Lithwick's (fairly sensible) prescription -- collaboration -- seems to indicate that the problem is not outrage but the sloppiness that accompanies it. Collaboration may not mute outrage so much as it may force care by virtue of a skeptical audience. Lithwick's description of her own collaboration ("On the phone last month, he mentioned some interesting stuff about congressional history. I said no way. He said indeed.") shows that what she was getting was not so much muting of opinion, but solid facts that she would not otherwise have sought out. She would never have encountered the historical facts on her own, and if she had, she would have discounted them. Collaboration with Goldsmith did not force her to be civil so much as it forced her to consider facts that her ideology would otherwise have caused her to miss. Likewise, by collaborating with an opponent, one is likely to tighten one's argument logic, because zeal can turn a blind eye to logical fallacies.

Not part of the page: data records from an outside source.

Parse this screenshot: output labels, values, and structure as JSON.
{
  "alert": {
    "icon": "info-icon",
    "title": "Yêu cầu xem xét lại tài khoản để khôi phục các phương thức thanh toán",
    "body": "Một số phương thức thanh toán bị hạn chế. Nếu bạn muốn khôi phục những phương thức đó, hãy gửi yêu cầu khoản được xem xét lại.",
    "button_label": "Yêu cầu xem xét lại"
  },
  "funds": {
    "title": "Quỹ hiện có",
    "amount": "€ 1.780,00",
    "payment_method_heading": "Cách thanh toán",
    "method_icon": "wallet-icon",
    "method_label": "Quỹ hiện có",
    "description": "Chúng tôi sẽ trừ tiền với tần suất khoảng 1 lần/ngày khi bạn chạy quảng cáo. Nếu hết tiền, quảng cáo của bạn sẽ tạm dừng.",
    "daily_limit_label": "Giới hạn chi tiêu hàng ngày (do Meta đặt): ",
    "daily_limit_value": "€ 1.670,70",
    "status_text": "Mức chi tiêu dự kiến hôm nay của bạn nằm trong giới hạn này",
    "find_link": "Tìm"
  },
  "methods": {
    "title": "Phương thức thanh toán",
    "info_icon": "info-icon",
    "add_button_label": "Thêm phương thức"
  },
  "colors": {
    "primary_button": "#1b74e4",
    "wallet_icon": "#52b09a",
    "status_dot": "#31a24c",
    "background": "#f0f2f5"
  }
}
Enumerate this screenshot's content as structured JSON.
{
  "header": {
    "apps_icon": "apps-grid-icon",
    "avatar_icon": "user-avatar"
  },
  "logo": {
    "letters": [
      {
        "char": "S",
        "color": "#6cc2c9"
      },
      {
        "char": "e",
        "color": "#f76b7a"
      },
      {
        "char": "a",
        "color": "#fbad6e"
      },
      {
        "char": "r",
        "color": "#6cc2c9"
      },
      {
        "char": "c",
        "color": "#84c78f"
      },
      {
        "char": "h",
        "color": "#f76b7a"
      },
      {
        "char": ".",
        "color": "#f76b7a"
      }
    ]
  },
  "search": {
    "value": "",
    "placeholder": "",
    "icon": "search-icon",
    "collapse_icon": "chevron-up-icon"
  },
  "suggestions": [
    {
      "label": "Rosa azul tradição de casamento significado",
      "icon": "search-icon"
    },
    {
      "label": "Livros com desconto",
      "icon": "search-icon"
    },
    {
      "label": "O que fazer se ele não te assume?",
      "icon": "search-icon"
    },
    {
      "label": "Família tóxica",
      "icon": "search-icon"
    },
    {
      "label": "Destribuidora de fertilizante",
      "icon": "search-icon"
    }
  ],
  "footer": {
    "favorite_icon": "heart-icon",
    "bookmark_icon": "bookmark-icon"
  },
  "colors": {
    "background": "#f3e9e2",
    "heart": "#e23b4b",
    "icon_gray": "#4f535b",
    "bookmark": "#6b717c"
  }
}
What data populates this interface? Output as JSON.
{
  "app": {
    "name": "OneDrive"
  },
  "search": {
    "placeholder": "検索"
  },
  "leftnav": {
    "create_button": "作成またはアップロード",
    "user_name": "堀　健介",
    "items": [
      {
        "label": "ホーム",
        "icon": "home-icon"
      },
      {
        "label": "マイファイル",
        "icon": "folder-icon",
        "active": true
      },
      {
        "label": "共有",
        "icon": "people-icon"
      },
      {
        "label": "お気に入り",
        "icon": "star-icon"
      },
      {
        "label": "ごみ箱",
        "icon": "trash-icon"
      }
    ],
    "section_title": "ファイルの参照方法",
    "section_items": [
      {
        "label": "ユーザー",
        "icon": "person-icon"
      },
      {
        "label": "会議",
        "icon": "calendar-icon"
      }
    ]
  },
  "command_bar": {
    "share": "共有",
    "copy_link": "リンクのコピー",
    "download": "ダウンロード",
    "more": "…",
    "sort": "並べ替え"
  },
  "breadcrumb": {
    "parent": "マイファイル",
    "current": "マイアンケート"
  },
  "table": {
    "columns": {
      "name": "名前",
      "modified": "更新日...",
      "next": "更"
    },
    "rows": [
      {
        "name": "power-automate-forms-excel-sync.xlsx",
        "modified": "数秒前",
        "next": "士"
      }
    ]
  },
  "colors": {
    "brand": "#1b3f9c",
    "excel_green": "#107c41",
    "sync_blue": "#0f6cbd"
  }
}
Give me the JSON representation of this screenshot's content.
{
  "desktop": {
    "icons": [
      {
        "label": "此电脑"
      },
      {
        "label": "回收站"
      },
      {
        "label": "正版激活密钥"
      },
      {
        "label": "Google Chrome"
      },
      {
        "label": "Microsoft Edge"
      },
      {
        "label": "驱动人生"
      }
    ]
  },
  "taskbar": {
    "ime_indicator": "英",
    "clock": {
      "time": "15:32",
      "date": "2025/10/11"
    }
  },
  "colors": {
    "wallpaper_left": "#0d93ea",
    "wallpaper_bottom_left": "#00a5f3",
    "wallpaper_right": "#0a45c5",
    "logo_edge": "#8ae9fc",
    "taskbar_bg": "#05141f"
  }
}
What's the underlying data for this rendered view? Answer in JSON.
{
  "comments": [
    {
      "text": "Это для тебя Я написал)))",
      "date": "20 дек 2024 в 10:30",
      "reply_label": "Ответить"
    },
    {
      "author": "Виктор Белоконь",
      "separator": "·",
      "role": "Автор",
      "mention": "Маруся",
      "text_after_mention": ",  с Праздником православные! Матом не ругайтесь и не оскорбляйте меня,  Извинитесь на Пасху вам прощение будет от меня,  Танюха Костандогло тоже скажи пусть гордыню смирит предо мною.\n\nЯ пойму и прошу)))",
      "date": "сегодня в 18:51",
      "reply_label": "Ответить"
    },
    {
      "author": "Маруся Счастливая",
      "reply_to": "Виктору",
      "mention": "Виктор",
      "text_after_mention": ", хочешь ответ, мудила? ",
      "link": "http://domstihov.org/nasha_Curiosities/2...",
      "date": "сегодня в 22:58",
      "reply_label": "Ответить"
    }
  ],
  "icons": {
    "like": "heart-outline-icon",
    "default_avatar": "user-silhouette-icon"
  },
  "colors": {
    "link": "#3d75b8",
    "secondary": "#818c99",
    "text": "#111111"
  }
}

None of which is to say that Lithwick is the only person with such problems, or that her concern about the level of discourse and over-use of outrage are out of place. In fact, I think her idea of mandatory collaboration (or at least recommended collaboration) is a very good one. If nothing else, it accomplishes the same as the old trick parents use to divide a piece of cake (one kid cuts, another one chooses, you end up with equal slices) -- you will tend to get a sparer, more unvarnished, more logical, and more solidly factual account of a controversy. In my mind, that makes for better journalism and better discourse. But in general, careful research and critical thinking will go a long way towards accomplishing the same thing. "Outrage" is mostly troubling to me because it inhibits those traits, not so much because of the decibel level.